Il 4 marzo, le urne hanno decretato due vincitori: la Lega di Matteo Salvini ed il M5S di Luigi Di Maio. Al centro dei loro programmi elettorali c’era l’abolizione-superamento della famigerata riforma Fornero con la reintroduzione della cosiddetta quota 100 o quota 41.
Quota 100 e quota 41
Nel primo caso si potrebbe andare in pensione di vecchiaia se età più anni di contributi arrivano alla fatidica quota 100. E quindi 62 anni di età più 38 anni di contributi versati, oppure 64 e 36, 65 e 35, 66 e 34, e così via. La quota 41, invece indicherebbe la possibilità di andare in pensione anticipata con 41 anni di contributi versati – in questo caso l’età raggiunta non conterebbe. Secondo il presidente dell’Inps Tito Boeri, queste misurebbe costerebbero “circa 90 miliardi in termini di debito pensionistico aggiuntivo”.
La prossima manovra finanziaria
Tanti soldi, a cui bisogna aggiungere le cifre che bisognerà trovare con la prossima manovra: i 12,4 miliardi di euro per sterilizzare l’aumento automatico dell’Iva – dal 22 al 24,2% – dal 1 gennaio, – per le cosiddette clausole di salvaguardia -, 12 miliardi per il rispetto degli obiettivi di riduzione del deficit scritti nei documenti di finanza pubblica, 2 miliardi per il rinnovo dei contratti del pubblico impiego ed altri 5 per spese che non si possono differire come le missioni internazionali i finanziamenti agli enti pubblici. Già così si supererebbero i 30 miliardi di euro, a cui probabilmente ci sarebbero da aggiungere altri 3,5 miliardi di euro della manovra primaverile per aggiustare qualche piccolo sforamento di bilancio rispetto agli obiettivi dell’ultima legge finanziaria.
Il rapporto della Commissione europea
A complicare il quadro sta arrivando il rapporto di primavera della Commissione europea dal titolo “Ageing Report 2018”. Secondo questo documento, l’Italia avrebbe un picco della spesa pensionistica nel 2040: la stima è che sarà pari al 18,5% del Pil.

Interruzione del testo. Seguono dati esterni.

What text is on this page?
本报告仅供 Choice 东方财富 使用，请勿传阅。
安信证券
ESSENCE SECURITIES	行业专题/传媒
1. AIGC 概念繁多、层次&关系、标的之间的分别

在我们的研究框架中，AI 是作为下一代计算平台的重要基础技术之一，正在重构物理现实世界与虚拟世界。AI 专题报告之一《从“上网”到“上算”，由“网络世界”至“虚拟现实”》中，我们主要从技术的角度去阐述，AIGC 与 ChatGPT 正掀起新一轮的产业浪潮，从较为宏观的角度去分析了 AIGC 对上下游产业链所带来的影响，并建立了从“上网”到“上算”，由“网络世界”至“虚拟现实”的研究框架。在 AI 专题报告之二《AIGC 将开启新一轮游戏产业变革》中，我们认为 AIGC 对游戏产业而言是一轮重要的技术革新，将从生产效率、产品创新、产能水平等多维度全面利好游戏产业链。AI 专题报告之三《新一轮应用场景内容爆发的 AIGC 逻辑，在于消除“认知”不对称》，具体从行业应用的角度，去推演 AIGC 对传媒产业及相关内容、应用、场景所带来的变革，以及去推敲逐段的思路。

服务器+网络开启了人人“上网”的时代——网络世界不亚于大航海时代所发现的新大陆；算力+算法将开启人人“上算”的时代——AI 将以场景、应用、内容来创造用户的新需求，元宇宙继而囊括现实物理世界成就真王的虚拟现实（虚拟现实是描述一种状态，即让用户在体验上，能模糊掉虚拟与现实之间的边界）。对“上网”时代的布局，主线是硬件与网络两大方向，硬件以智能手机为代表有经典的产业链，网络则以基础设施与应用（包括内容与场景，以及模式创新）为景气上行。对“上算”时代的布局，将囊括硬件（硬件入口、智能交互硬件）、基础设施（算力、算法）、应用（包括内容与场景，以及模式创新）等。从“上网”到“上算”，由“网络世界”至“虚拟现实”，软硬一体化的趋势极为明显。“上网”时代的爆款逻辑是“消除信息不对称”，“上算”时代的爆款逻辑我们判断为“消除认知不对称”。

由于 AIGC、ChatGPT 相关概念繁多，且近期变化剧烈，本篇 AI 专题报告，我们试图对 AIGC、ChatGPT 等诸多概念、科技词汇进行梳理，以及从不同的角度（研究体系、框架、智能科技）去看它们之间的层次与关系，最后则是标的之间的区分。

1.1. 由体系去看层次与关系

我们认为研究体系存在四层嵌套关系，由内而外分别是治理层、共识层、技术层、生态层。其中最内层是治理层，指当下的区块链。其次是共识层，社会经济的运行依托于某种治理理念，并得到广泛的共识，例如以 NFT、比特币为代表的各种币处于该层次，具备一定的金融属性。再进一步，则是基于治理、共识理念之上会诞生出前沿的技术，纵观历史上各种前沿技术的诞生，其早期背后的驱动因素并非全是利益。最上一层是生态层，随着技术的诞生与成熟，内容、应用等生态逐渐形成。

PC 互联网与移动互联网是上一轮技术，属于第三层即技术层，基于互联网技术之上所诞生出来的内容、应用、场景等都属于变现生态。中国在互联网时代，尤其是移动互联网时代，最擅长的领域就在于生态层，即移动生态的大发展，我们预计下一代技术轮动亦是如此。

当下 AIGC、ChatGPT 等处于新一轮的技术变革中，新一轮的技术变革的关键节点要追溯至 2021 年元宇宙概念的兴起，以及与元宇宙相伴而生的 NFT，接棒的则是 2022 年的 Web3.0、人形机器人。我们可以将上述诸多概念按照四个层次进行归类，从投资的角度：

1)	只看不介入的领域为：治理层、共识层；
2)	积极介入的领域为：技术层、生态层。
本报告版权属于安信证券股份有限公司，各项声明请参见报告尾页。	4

Secondo i calcoli italiani sarebbe al 16,3% del Pil, un valore comunque superiore al record storico del 2015, quando la spesa pensionistica arrivò a contare il 15,7% del Pil.
Ovviamente si tratta di stime, che prendono in considerazione la riduzione dell’immigrazione – viste le posizioni di Lega e M5S -, e quindi dei lavoratori attivi, e il fatto che provvedimenti come l’Ape Social e l’Ape volontaria, così come le salvaguardie degli esodati abbiano permesso a diverse tipologie di lavoratori di ottenere la pensione – con un aumento di costi per il nostro paese.
Queste incertezze sulle stime non può nascondere il fatto che noi quarantenni corriamo un rischio: con il superamento della legge Fornero potrebbe aumentare sensibilmente la spesa pensionistica, e nel giro di qualche anno, per riequilibrare questo errore, ci potrebbe essere un nuovo giro di vite, peggiore di quello attuato con la riforma Fornero.